Yes £641 is the 2013/2014
Yes £641 is the 2013/2014 figure. The figures in the two preceding years were slightly lower. Why do you need the figures for previous years?
The 2011/2012 and 2012/2013 amounts were £589 and £624 respectively.
I don't think you can treat payments during the first accounting period as dividends retrospectively. They will have to be debited to his loan account. You can vote a dividend now (assuming that there are profits to cover it) that will eliminate any s455 liability (if, as I assume, you are preparing accounts up to 31 January 2013 or later).
The credit for the charge for the use of his home goes to his loan account.
You must be up against it time-wise. The filing deadline for a company incorporated on 5 January 2012 is the day after tomorrow! Good luck.
Re-writing history
You seem to be prepared to do a lot of re-writing history, so you might as well treat some of the payments as dividends while you are at it - assuming, of course, that the accounts show sufficient profits after tax to cover whatever you decide to treat as dividends.

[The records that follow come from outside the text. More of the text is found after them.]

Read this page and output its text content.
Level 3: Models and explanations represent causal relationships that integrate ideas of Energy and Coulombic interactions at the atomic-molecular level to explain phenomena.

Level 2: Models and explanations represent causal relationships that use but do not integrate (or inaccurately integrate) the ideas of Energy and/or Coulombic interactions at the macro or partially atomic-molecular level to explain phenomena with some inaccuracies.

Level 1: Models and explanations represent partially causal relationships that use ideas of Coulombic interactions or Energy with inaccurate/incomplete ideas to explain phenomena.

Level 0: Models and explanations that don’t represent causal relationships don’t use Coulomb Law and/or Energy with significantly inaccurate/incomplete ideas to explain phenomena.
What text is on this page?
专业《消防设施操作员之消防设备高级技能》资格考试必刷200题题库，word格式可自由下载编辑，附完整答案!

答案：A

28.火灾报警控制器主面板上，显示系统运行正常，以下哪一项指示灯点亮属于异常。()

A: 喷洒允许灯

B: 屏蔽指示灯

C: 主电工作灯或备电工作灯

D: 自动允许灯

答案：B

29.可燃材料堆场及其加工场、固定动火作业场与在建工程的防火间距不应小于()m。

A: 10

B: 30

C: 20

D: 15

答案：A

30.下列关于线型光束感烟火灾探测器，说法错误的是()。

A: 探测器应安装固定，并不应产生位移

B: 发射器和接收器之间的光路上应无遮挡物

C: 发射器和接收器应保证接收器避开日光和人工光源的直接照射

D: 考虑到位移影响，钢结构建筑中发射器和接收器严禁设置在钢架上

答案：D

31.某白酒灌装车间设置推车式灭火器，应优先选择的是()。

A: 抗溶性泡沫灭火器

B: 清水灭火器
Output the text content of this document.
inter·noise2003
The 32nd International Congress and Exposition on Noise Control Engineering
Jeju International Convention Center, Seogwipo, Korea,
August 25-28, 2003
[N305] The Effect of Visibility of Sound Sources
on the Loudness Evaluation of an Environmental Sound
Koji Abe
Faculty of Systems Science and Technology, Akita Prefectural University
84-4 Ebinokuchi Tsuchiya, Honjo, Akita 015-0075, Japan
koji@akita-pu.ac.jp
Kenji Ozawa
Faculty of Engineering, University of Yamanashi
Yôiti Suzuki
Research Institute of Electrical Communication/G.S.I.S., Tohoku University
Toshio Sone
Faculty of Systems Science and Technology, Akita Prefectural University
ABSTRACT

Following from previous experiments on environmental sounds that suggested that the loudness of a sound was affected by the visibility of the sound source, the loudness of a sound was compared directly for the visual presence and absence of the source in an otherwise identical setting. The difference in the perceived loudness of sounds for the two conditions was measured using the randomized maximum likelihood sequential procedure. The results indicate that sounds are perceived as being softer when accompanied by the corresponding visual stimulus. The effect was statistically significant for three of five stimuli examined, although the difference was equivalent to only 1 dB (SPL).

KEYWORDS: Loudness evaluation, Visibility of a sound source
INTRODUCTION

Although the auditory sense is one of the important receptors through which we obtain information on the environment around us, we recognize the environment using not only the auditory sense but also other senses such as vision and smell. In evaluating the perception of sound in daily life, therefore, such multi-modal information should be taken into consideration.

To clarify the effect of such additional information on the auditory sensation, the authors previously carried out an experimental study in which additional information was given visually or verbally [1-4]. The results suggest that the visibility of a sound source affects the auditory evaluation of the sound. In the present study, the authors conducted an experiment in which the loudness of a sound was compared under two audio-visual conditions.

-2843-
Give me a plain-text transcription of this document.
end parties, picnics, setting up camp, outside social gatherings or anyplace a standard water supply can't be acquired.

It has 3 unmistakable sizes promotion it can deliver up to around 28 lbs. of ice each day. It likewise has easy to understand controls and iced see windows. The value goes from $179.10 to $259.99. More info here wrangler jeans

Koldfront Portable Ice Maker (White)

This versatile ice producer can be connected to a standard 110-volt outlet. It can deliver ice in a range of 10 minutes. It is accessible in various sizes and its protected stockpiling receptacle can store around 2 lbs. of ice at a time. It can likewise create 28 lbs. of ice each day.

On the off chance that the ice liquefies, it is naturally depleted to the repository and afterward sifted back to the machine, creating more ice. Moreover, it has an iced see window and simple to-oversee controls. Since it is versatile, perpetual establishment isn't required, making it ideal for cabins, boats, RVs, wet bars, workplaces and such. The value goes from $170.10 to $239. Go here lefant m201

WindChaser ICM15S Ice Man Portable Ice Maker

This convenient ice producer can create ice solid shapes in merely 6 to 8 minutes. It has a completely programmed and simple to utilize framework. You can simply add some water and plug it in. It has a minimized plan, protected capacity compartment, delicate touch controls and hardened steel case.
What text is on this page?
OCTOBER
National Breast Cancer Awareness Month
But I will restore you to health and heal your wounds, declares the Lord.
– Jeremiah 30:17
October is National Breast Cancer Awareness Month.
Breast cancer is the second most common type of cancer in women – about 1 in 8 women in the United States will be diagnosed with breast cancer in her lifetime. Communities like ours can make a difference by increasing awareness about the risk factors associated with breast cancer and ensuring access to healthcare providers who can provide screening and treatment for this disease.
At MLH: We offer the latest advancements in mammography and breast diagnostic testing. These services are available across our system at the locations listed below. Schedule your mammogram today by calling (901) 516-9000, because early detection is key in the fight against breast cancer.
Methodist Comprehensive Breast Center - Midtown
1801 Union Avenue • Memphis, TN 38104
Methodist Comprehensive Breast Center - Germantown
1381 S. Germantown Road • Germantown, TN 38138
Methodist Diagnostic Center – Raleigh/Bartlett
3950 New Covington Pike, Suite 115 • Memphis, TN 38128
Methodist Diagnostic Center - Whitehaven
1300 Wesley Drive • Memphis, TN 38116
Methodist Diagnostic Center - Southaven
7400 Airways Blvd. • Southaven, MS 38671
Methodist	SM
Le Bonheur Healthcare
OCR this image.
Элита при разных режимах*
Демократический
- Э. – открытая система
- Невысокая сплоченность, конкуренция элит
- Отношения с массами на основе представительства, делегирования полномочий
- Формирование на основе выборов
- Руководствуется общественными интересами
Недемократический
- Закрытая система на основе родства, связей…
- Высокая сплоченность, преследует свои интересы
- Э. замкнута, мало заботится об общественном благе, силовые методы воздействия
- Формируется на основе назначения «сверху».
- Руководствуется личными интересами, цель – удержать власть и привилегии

The standard advice to pay a salary up to the level of the NI threshold in order to get a qualifying year for the state pension without paying any NI contributions is dependent on filing PAYE returns for the tax year - forms P35 & P14 up to 2012/13 and monthly RTI reports from 2013/14 onwards. You cannot do this without a PAYE scheme. It is a legal requirement to apply for a PAYE scheme if you pay more than the NI Lower Earnings Limit of £5,668 in 2013/14 (£5,564 in 2012/13 and £5,304 in 2011/12). As your client has not registered for PAYE, you had better restrict the amounts you allocate to salary to the NI LEL.
@John
I think you are wrong about the filing date for the accounts. The rule in s.442(3) CA 2006 of 12 + 9 months only applies where the first accounting period is longer than 12 months, which would have been the case if someone had not brought forward the accounting date for this company from 31/01/13 to 31/12/12. As the first accounting period from 05/01/12 to 31/12/12 is now less than 12 months, the filing date is the standard + 9 months, so the accounts should have been filed by Monday, 30/09/13, and are now overdue.
Latest possible filing date
@John
I think you are wrong about the filing date for the accounts. The rule in s.442(3) CA 2006 of 12 + 9 months only applies where the first accounting period is longer than 12 months, which would have been the case if someone had not brought forward the accounting date for this company from 31/01/13 to 31/12/12. As the first accounting period from 05/01/12 to 31/12/12 is now less than 12 months, the filing date is the standard + 9 months, so the accounts should have been filed by Monday, 30/09/13, and are now overdue.
You are right. I hadn't spotted that 1st accounts were being done to 31 December, and so first period had been shortened. I assumed, as I said in one of my posts, that the accounts would be being prepared up to the default date of 31 January (assuming no lengthening or shortening). The other point is that a dividend voted now is too late to save s455 tax.